Henriette est la forme féminine d'Henri, prénom d'origine germanique bâti sur heim (le foyer) et rîk (le pouvoir) : littéralement « la maîtresse puissante de la maison ». Une étymologie qui dit tout d'une certaine autorité domestique et d'une force tranquille. Le prénom masculin renvoie à saint Henri, l'empereur Henri II, ce qui donne à Henriette une racine à la fois royale et sacrée.
En France, Henriette a connu son heure de gloire du Grand Siècle jusqu'au début du XXe siècle, porté notamment par des princesses et des figures de cour comme Henriette d'Angleterre, belle-sœur de Louis XIV. Longtemps courant chez les grands-mères, il a marqué l'imaginaire d'une élégance à l'ancienne, un rien espiègle.
Aujourd'hui, Henriette revient sur le devant de la scène à la faveur de la mode des prénoms rétro et vintage. On lui trouve un charme suranné et chic, une allure de personnage de roman. Ses diminutifs modernes, Etta ou Henri en version fille, séduisent une nouvelle génération de parents.
Henriette a du panache et le sait. Son étymologie — « la maîtresse puissante du foyer » — dessine d'emblée une femme de caractère qui tient sa maison, sa vie et son entourage avec une autorité souriante. Le prénom fleure bon le Grand Siècle et les salons, et le tempérament qu'on lui prête n'a rien de poussiéreux : Henriette est vive, spirituelle, dotée d'un sens de la répartie qui fait mouche. Il y a chez elle un mélange irrésistible de tradition et de fantaisie, d'élégance à l'ancienne et de fraîcheur espiègle. On l'imagine aussi à l'aise pour organiser un grand dîner que pour lancer une pique amusée au dessert. Sa loyauté est un roc : Henriette protège les siens avec une énergie de lionne et n'abandonne jamais un ami dans la tempête. Femme de tête, elle a de l'ambition, mais une ambition qui rime avec valeurs et fidélité à ses principes plutôt qu'avec course aux honneurs. Sa stabilité rassure ; on sent qu'avec elle, les choses tiennent debout. Derrière la façade assurée, il y a une vraie sensibilité, un cœur tendre qui s'émeut des petites choses et cultive la nostalgie des jolis souvenirs. La vague rétro qui la ramène aujourd'hui à la mode lui va comme un gant : Henriette, c'est le vintage qui a de l'esprit, la grand-mère chic devenue prénom tendance, une personnalité qui conjugue l'aplomb d'une souveraine et la malice d'une héroïne de roman. Impossible de l'oublier une fois qu'on l'a croisée.

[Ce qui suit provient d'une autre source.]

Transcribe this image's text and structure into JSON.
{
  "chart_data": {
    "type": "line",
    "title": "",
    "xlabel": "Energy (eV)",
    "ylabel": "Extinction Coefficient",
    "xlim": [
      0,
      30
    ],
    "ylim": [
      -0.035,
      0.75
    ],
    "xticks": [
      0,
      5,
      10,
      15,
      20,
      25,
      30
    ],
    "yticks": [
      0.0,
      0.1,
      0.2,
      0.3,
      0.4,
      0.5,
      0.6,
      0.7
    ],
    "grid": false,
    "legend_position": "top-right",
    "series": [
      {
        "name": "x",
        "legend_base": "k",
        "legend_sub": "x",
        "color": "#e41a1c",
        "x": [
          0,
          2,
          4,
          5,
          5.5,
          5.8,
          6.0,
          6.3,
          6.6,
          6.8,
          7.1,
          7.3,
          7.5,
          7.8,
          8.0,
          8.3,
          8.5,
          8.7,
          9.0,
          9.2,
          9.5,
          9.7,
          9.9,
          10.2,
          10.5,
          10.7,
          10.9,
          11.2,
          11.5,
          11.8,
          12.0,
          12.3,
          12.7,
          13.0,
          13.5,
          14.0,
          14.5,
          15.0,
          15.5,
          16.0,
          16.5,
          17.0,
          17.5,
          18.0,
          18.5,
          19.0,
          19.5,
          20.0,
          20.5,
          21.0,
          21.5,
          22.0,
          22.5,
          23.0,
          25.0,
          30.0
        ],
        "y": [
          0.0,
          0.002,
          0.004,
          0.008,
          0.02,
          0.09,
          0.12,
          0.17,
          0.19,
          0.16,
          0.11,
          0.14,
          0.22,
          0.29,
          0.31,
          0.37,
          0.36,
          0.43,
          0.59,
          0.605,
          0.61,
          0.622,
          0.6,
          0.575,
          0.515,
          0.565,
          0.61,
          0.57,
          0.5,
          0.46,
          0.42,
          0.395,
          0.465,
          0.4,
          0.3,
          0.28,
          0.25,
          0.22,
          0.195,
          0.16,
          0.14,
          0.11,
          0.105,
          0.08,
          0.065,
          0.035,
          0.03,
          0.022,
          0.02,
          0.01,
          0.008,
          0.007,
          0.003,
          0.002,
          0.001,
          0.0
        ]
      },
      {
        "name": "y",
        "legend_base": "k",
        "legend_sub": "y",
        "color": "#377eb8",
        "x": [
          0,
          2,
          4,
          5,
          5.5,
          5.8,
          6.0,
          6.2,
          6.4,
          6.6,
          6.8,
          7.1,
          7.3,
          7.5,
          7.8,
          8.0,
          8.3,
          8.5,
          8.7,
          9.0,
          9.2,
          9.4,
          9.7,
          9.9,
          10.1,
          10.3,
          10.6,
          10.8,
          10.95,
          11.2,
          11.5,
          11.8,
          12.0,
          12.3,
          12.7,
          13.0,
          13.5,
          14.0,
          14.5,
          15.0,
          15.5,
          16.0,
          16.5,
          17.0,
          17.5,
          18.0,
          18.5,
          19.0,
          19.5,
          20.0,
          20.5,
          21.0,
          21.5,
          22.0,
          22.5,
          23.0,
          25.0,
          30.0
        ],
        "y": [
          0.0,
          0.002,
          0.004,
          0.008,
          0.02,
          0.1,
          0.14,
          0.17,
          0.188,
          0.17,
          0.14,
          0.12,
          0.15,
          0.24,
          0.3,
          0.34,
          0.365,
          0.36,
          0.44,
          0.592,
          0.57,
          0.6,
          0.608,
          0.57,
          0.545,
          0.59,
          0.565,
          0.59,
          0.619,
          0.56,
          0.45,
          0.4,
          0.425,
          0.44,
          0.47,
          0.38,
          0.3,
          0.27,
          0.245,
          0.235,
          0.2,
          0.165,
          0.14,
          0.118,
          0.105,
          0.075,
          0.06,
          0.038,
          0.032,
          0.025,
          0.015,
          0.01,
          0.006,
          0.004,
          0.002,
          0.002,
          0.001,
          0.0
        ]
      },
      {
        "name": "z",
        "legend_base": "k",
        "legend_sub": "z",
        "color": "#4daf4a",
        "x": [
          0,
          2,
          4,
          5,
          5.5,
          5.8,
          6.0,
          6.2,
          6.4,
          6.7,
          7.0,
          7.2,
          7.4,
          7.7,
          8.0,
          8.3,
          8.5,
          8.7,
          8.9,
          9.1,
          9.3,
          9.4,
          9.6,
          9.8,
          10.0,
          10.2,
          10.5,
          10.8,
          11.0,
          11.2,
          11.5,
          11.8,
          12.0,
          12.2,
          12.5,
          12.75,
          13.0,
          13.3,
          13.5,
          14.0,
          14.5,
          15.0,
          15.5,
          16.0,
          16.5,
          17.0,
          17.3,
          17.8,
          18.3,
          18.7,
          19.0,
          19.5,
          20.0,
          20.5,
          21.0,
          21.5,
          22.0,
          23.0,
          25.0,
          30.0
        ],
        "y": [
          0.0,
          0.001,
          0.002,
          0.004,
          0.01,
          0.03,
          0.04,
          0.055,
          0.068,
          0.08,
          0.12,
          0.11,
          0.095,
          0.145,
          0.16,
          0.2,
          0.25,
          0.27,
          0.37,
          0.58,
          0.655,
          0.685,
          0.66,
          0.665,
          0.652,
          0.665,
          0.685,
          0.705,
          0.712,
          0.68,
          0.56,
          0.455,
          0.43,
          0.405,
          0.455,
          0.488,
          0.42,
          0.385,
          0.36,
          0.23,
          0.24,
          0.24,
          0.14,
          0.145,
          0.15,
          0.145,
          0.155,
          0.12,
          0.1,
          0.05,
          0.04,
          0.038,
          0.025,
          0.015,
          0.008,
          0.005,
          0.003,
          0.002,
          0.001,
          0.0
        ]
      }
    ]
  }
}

Portrait ludique, à prendre avec le sourire — notre méthodologie.
Henriette ne court pas après les papillons, elle les piège dans la toile de sa propre puissance. Séduire, pour elle, est un acte de possession tranquille mais inévitable. Elle n’a pas besoin de cris pour se faire entendre ; sa présence suffoque, chaleureuse et lourde comme un manteau de velours qu’on ne souhaite pas retirer. Ce qui l’attire, c’est la solidité, un roc contre lequel elle peut appuyer sa domination douce. Elle cherche un partenaire capable de soutenir le poids de son foyer intérieur, un homme qui accepte d’être le pilier de sa royauté domestique.
En revanche, rien ne lasse plus Henriette que la faiblesse ou l’indécision. L’instabilité est son ennemi juré. Un partenaire qui hésite, qui flotte sans ancre, lui inspire une répulsion viscérale. Elle veut de la structure, de l’ordre, une passion ancrée dans le réel. Pour elle, l’amour n’est pas une fuite, c’est une forteresse. Si vous ne pouvez pas tenir la maison, vous ne méritez pas son cœur. Elle aime comme on règne : avec une main ferme, une attention dévorante et une exigence absolue de fidélité absolue.
C'est la forme féminine d'Henri, d'origine germanique, de heim (foyer) et rîk (pouvoir).
« Maîtresse de maison », « souveraine du foyer », littéralement celle qui règne sur la maison.
Le 13 juillet, avec les Henri, en l'honneur de saint Henri, l'empereur Henri II.
Longtemps daté, il revient nettement à la mode dans la vague des prénoms rétro et vintage.
Riette, Etta, Henri, Titine ou Yette sont les diminutifs les plus courants.